Bithead: No, the $20 a month figure is the average I paid for the first nearly three years at OTB, including hosting and maintenance fees. You can register a domain for a year for under $10 and get adequate bandwidth and such for about $10-$12 a month. WordPress and most other popular blogging software is absolutely free; it’ll cost you a few bucks to get someone to install it for you if you’re not that technically adept but probably not more than $25-$30 one time.
Because of the sheer size of OTB, I’m paying $100 a month for a private server. But I was subsisting on a $8 and then $11 a month HostingMatters plan until just a few months ago.
I pay $19.95 a month for my site; I could knock $4 off that if I paid 24 months in advance, but I haven’t been. This allows me 40 GB of disk space and 1.2 TB of bandwidth per month: as a TTLB Large Mammal with no links from the Instant Man, I am in no danger of exceeding these figures.
And the domain? Five years for $95, a price easily beaten by one of the new breed of discount registrars.
CG: Yikes, that’s a huge hosting plan!
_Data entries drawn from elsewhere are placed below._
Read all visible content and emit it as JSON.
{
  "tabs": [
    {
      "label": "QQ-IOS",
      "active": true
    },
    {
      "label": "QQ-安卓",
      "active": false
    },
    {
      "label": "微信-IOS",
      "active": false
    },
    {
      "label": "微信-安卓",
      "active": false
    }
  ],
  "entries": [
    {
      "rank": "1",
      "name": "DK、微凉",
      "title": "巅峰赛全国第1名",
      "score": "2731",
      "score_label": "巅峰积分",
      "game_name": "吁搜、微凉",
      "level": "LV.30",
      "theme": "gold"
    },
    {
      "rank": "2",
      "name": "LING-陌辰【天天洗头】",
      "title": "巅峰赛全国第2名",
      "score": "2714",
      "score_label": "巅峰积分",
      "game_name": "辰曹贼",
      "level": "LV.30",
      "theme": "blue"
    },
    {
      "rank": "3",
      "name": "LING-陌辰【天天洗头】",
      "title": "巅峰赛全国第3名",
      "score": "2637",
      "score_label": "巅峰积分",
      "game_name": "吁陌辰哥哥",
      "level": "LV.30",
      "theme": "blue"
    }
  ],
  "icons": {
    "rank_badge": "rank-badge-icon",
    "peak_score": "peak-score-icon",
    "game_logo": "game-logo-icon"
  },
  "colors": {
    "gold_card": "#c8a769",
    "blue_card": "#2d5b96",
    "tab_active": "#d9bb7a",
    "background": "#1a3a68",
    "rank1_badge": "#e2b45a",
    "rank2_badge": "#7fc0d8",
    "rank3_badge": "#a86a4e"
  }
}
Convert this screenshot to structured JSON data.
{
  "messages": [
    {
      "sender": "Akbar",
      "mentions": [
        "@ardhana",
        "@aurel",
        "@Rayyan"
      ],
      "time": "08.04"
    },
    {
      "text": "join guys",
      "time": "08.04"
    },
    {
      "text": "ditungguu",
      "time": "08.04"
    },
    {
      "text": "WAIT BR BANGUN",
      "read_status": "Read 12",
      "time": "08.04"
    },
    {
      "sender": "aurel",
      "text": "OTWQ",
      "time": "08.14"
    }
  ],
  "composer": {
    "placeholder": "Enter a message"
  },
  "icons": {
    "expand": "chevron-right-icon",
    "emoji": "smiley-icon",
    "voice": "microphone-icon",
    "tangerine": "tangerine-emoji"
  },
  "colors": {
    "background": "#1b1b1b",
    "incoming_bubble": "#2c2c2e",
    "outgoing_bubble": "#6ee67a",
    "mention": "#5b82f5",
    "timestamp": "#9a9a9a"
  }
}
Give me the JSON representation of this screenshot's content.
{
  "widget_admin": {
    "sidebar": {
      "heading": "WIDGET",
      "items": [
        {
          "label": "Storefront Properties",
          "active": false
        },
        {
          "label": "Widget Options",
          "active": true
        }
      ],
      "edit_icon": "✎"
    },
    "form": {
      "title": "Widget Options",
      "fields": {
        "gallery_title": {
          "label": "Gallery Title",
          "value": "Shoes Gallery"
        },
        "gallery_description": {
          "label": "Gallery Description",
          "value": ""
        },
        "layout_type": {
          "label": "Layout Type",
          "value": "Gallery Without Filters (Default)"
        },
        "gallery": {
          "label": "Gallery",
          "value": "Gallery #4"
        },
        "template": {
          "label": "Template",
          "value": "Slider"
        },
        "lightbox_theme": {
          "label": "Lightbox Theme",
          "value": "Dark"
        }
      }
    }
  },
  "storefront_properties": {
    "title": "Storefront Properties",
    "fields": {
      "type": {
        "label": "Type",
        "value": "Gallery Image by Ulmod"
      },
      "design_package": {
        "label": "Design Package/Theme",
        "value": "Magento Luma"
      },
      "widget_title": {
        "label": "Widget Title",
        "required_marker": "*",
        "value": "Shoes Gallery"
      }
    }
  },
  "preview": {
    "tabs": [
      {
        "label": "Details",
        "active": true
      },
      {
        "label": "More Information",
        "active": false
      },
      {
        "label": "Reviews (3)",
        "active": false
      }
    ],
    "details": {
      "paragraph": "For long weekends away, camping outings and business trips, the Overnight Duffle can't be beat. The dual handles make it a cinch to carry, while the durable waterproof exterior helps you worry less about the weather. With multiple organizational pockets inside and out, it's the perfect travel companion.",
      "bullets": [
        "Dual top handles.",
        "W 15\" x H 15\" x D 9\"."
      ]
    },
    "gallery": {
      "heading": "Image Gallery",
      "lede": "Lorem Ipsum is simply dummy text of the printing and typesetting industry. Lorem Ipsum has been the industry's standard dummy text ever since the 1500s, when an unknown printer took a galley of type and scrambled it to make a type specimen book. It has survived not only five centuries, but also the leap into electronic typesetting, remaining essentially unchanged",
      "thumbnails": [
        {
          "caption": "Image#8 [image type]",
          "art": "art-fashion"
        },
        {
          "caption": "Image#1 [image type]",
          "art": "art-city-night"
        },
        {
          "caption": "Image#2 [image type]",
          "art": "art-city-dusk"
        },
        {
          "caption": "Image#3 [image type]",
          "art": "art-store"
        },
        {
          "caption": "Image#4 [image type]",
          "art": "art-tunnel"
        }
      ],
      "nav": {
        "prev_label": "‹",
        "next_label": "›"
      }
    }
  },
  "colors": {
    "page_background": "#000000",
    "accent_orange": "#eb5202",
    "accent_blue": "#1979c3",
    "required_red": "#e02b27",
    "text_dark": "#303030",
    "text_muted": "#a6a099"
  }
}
But it does give you a ton of leeway. I use RegisterFly for the domain. Most can be had for $9.99 a year.
I own three domains ($13.95/year w/eHost — very reliable; I fired Network Solutions in 2003 and have never looked back), host all with Verve ($9.95/month, no extra charge for multiple domains), and use ExpressionEngine which lists for $200.
I got EE for free because its makers saw a marketing opportunity in the initial response to MT3 when it first came out, and offered 1,000 copies for free — since my copy of MT3 ruptured my blog (because my then-host couldn’t support the new version), I was motivated to take the free software.
Of course you can’t get EE for free anymore, but “EE Core” is free, as are MT and WordPress under the right licenses.
I pay 5 bucks a month for the space and bandwidth, plus about 11 dollars a year for the domain. And I have toys to play with. Loads of fun.
At present I could install two bulletin boards, a wiki, and 4 content management systems. No blog software however, because my host has concerns regarding MT and WP.Total Choice Hosting has to listen to their customers, because their customers pay for the service.